Digital healthcare opportunities and challenges
Stephen Moffitt
Fractional CDO setting up businesses to grow through data-driven decisions | SF writer
The healthcare sector, like every other, is being transformed through a host of new technologies and the opportunities that these technologies facilitate. In some ways, this is an old discussion, new technologies have always changed how we manage our health, both at a personal, and at a social, level. What appears to happening now is that several technologies are starting to emerge in the sector that have the potential to redefine the fundamental relationships in the industry. This disruption will, as it unfolds, produce both risks and opportunities. While it is at its early stages, it is worthwhile starting to analyse what is happening and how we can take advantage of the opportunities as they present themselves. The main challenge for the sector revolves around the management and use of data about people's health, habits and lifestyle.
The technology trends that are creating this challenge are:
- Virtualization of patient data in digital systems allows for portability of the data and increased use of that data
- Artificial intelligence, which has the potential to transform diagnosis and treatment through its application to digital data
- Internet of Things, which could expand the ability to monitor and measure patients in all aspects of their lives
- Blockchain, could serve as a way to create trusted relationships around data and improve the ability of patients to manage how their data is used.
Changing relationships in digital healthcare
These technology changes are already starting to create new relationships among the various groups involved in healthcare, particularly patients, caregivers, regulators and technology companies. As a result, there is:
- Increased access to medical knowledge by a large segment of population, which leads to more self-management and a challenge of professionals
- Access to more personal and aggregate data by everyone: patients, healthcare professionals and technology companies
- Increasing inequalities in access to, and control over, this data
Digital healthcare opportunities
In this landscape, there are a number of opportunities not only to take advantage of the increase in digital data, but also to address the challenges that come from the abundance and portability of sensitive patient data.
Using data
Technology companies, doctors and researchers have begun exploring the possibilities of this 'Big Data'. Generally, this exploration has been around:
- Integrating data from a range of sources, along with environmental data to create a holistic, in-depth profile of the patient’s health
- Integrating artificial intelligence and human expertise to facilitate the use of this data for prevention, diagnosis and treatment
- Aggregating this data in order to understand and monitor public health trends and threats
This is still a new field and there are opportunities here particularly around how to integrate a person's data from a host of different sources. For example, how to bring data from fitness monitoring devices, like Fitbit, into traditional patient data collected by doctors and hospitals to create a more complete picture of the person's health.
Governing data
As we collect data from more sources about people and their health and are able to integrate that data into a single view of the person, the challenge will be how to balance the benefits this provides with an ethical treatment of the person who the source of this data. The challenge has two, related aspects:
- Who controls the data about a person and, therefore, derives benefit from that data? Specifically, is the data used to improve health, to create opportunities to sell or to discriminate against certain behaviours or people more effectively?
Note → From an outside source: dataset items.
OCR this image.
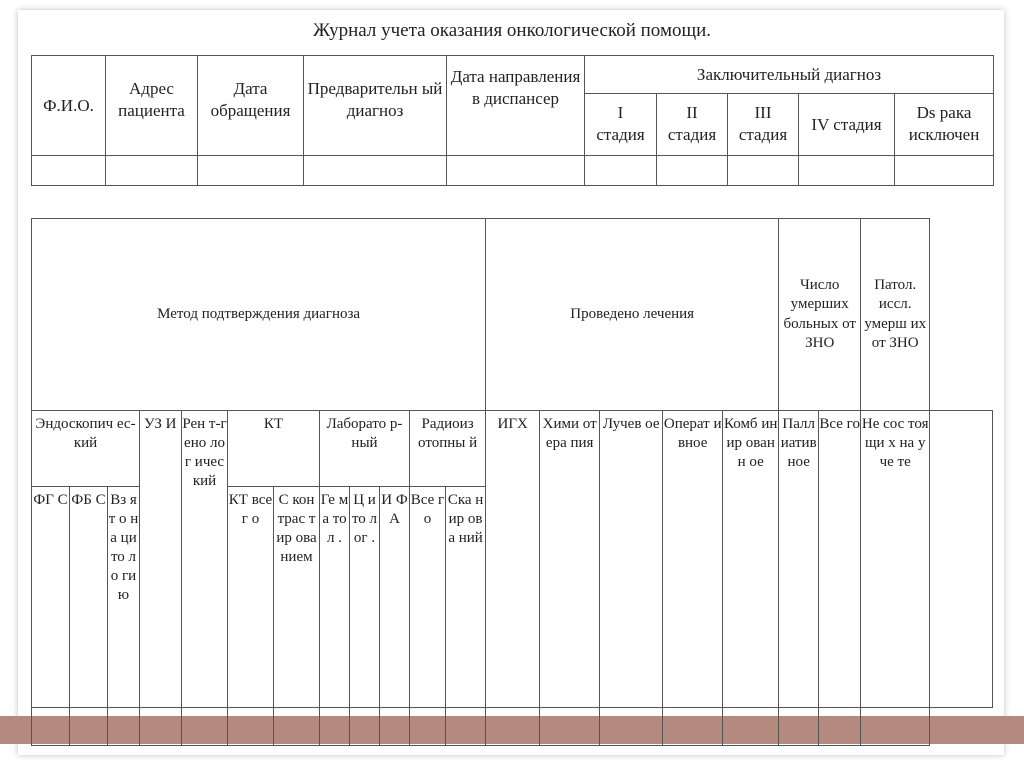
Журнал учета оказания онкологической помощи.
Ф.И.О.	Адрес пациента	Дата обращения	Предварительн ый диагноз	Дата направления в диспансер	Заключительный диагноз				
					I стадия	II стадия	III стадия	IV стадия	Ds рака исключен

Метод подтверждения диагноза												Проведено лечения					Число умерших больных от ЗНО		Патол. исcл. умерш их от ЗНО	
Эндоскопич ес-кий			УЗ И	Рен т-гено лог ичес кий	КТ		Лаборато р-ный			Радиоиз отопны й		ИГХ	Хими отера пия	Лучев ое	Операт ивное	Комб инир ованн ое	Палл иатив ное	Все го	Не сос тоя щи х на уче те	
ФГ С	ФБ С	Вз ят о на ци то ло ги ю			КТ всег о	С кон трас тир ова нием	Ге ма тол .	Ц и то л ог .	И Ф А	Все го	Ска нир ова ний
- What is the balance between common and private good? Is it more important that all aspects of a person's data be available in order to improve diagnosis and treatment or are there some aspects of life that remain private, off-limits to the rest of the world?
While this requires a much larger political and philosophical discussion, on the technology level, there are a number of projects and start ups looking at how blockchain technologies might be able to address trust in healthcare data. If these projects are successful, they could address the problem of how to aggregate data and provide people with a means for controlling access to their personal data.
Summary
In this brief overview of digital healthcare, we have looked at how a number of new technologies have come together with the potential to transform how we manage our health on a personal and social level. While it is still early days in this transformation, there is the potential to collect and use vast amounts of data about all aspects of a person's life and environment. There are many potential uses of this data and there need to be decisions about who has control over that data and for what uses. These ethical and political concerns can be supported or hindered by technology. In this moment, we have the possibility to shape the direction of digital healthcare and our relationship to technology if we are attentive.